Una época médica se está acabando, si es que no acabó ya. Me refiero a. la de los grandes clínicos, a la de los grandes diagnosticadores de antes. Toda una línea que incluye a un Clivostek, a un Osler, a un V. Bergmann, a un Marañón, a un Jiménez-Díaz. En ella figura, con muy altos méritos, el doctor Roberto Nóvoa Santos, médico gallego, afincado, al final de su vida, muy corta, en Madrid.Eran los clínicos capaces de obtener conclusiones diagnósticas merced al empleo sutil y pormenorizado del diálogo con el enfermo, a las exploraciones más humildes y rudimentarias, a algunos someros datos de laboratorio. Clínicos que vivían la aventura patológica al lado del paciente, día a día, con atención terca, con preocupación constante, con dedicación indiscriminada. Hoy se hacen diagnósticos muy certeros y sumamente perfectos, y aun complicados. Tenemos espléndidos patólogos. Pero la intuición clínica fulgurante, lo que la gente llamó el ojo clínico, desaparece. Mas yo no trato ahora de establecer inútiles comparaciones. Trato de otra cosa, a saber, de caracterizar una actitud ya fenecida.

En la raza antigua de los curadores, quizá por ese convivir en todo instante los avatares del sujeto paciente, por verlo sufrir, por ser testigo de la triste ineficacia de la terapéutica de entonces, por asistir al desemboque tan frecuente en la muerte -un ser vivo que, en segundos, se convierte en cosa inerte-, por todo eso, la sensibilidad moral e intelectual les empujaba hacia el terreno de los problemas trascendentes, hacia las cuestiones esenciales, hacia el sí y el no de la existencia. Resulta curioso que aquellos médicos publicaran, casi sin excepción, trabajos en los que tales inquietudes básicas eran acometidas de frente. Uno de esos ejemplares humanos -lo constituyó Roberto Nóvoa Santos. Fue un eximio clínico, sin duda. Mas fue, al tiempo, un pertinaz, indagador de los secretos radicales de la vida, desde la meramente biológica hasta la más laberíntica y difícil del espíritu.

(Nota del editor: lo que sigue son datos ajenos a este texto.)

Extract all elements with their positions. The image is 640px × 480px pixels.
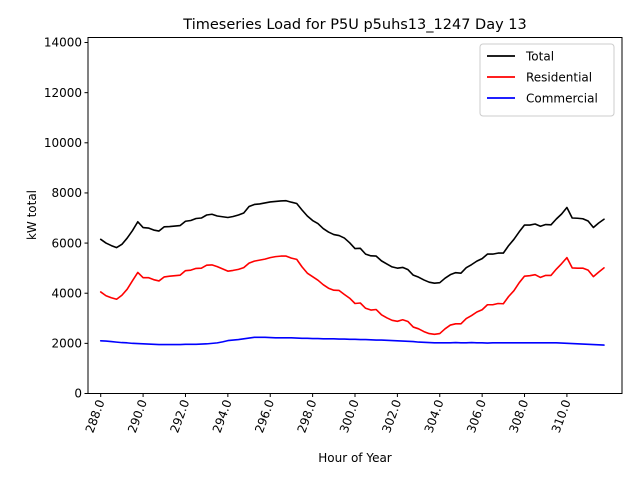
series-line-commercial: [99, 336, 605, 346]
y-tick-label: 12000: [44, 86, 82, 100]
legend-label-commercial: Commercial: [526, 91, 598, 105]
chart-title: Timeseries Load for P5U p5uhs13_1247 Day…: [182, 17, 526, 33]
y-axis-label: kW total: [25, 190, 39, 240]
y-tick-label: 14000: [44, 36, 82, 50]
y-tick-label: 2000: [51, 337, 82, 351]
legend-label-total: Total: [525, 49, 554, 63]
y-tick-label: 4000: [51, 286, 82, 300]
x-axis-label: Hour of Year: [318, 451, 392, 465]
legend: Total Residential Commercial: [479, 43, 615, 117]
series-line-residential: [99, 255, 605, 336]
plot-frame: [87, 37, 623, 394]
y-tick-label: 6000: [51, 236, 82, 250]
y-axis-ticks: 0 2000 4000 6000 8000 10000 12000 14000: [44, 36, 88, 401]
series-line-total: [99, 199, 605, 284]
legend-label-residential: Residential: [526, 70, 592, 84]
plot-lines: [99, 199, 605, 346]
y-tick-label: 10000: [44, 136, 82, 150]
y-tick-label: 8000: [51, 186, 82, 200]
y-tick-label: 0: [74, 387, 82, 401]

Le preocupó a Nóvoa Santos la incógnita del engarce entre el cuerpo y el alma. Y la incógnita de la muerte. Y la de la vejez. Y la de la significación última de la saudade, esa compleja realidad del alma gallega y portuguesa. Y muchas otras. Sobre ellas escribió páginas de gran penetración. Sin duda lastradas de biologismo, pero no por eso menos sugerentes y vivaces. Aun ahora, ya pasados muchos años, poseen una firme presencia. ¿Por qué? Pues, sencillamente, porque se nota cómo esos textos obedecen a una necesidad interna del escritor, cómo son el producto de una obsesión, de un afán por ver claro -y por mecanizar; por transformar en sencillo mecanismo lo nebuloso, lo informe, lo inapresable en palabras de concepto. Porque el lector palpa la dimensión de autenticidad que en ellas late. Y, además, porque la forma de la exposición es de una muy notable hermosura literaria. Quizá un tanto barroca. Mas el barroquismo es otra dejas dimensiones del alma de la criatura gallega.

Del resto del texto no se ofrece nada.